Wednesday, September 17, 2008

Still can't figure out decorators

After a couple months (roughly) of Python programming, I'm very happy with how far I've come and what I'm able to accomplish. When all this started my biggest struggle was the basic object-oriented programming mindset. After further study and a good bit of trial and error, though, I feel I've got a pretty good handle on it. I'm not a whiz by any stretch, but I'm a lot more comfortable with it now than I was when this all began.

That leads me to the next programming concept I'd like to grok: decorators.

I just stumbled across a blog post in which the author claims that Python's decorators are "radically simple." I'm sorry, but I've read a good number of explanations behind decorators -- including the Wikipedia article on the subject, which includes a pseudo-example in Python -- and this "radically simple" outline (i.e. the slides that Mr. Diederich used in his PyCon UK talk) hasn't made the concept any clearer for me.

Does anyone know where I can find a truly clear description of Python decorators?
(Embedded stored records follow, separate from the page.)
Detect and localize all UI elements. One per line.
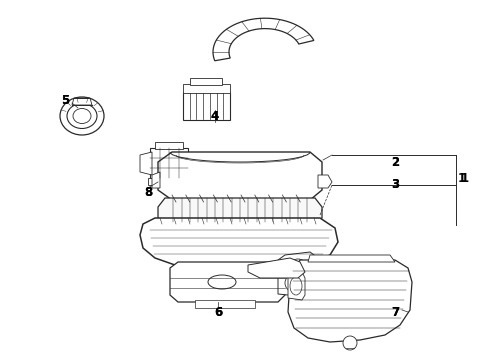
Ellipse shape	[235, 271, 255, 279]
Text: 1: 1	[458, 171, 466, 184]
Polygon shape	[288, 260, 412, 342]
Polygon shape	[72, 98, 92, 105]
Polygon shape	[213, 18, 314, 61]
Ellipse shape	[73, 108, 91, 123]
Text: 6: 6	[214, 306, 222, 320]
Polygon shape	[308, 255, 395, 262]
Circle shape	[343, 336, 357, 350]
Polygon shape	[183, 92, 230, 120]
Polygon shape	[228, 265, 262, 275]
Text: 5: 5	[61, 94, 69, 107]
Polygon shape	[170, 262, 285, 302]
Polygon shape	[158, 198, 322, 222]
Text: 5: 5	[61, 94, 69, 107]
Polygon shape	[140, 152, 152, 175]
Ellipse shape	[67, 104, 97, 129]
Ellipse shape	[291, 259, 305, 269]
Text: 8: 8	[144, 185, 152, 198]
Polygon shape	[155, 142, 183, 149]
Ellipse shape	[290, 277, 302, 295]
Text: 4: 4	[211, 109, 219, 122]
Text: 7: 7	[391, 306, 399, 319]
Polygon shape	[152, 172, 160, 188]
Text: 8: 8	[144, 185, 152, 198]
Text: 4: 4	[211, 109, 219, 122]
Polygon shape	[150, 148, 188, 178]
Text: 7: 7	[391, 306, 399, 319]
Polygon shape	[288, 272, 305, 300]
Polygon shape	[195, 300, 255, 308]
Polygon shape	[140, 218, 338, 268]
Text: 3: 3	[391, 179, 399, 192]
Text: 6: 6	[214, 306, 222, 320]
Ellipse shape	[60, 97, 104, 135]
Text: 1: 1	[461, 171, 469, 184]
Ellipse shape	[208, 275, 236, 289]
Ellipse shape	[285, 275, 299, 291]
Text: 2: 2	[391, 156, 399, 168]
Polygon shape	[248, 258, 305, 278]
Polygon shape	[158, 152, 322, 200]
Polygon shape	[148, 178, 192, 185]
Polygon shape	[183, 84, 230, 93]
Polygon shape	[278, 270, 305, 296]
Polygon shape	[318, 175, 332, 188]
Polygon shape	[278, 252, 318, 272]
Text: 3: 3	[391, 179, 399, 192]
Text: 2: 2	[391, 156, 399, 168]
Polygon shape	[190, 78, 222, 85]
Perhaps this is something that could be more easily understood if I had a solid computer science background instead of an animator-who-fell-in-love-with-programming-on-the-side background.

Yarg....

1 comment:

turumdarak said...

You might look at the following:
http://www.python.org/dev/peps/pep-0318/

I personally don't know Python, but the "decorator" seems fairly simple. It allows you to tag certain attributes onto the function you are about to declare, instead of modifying the function after the declaration.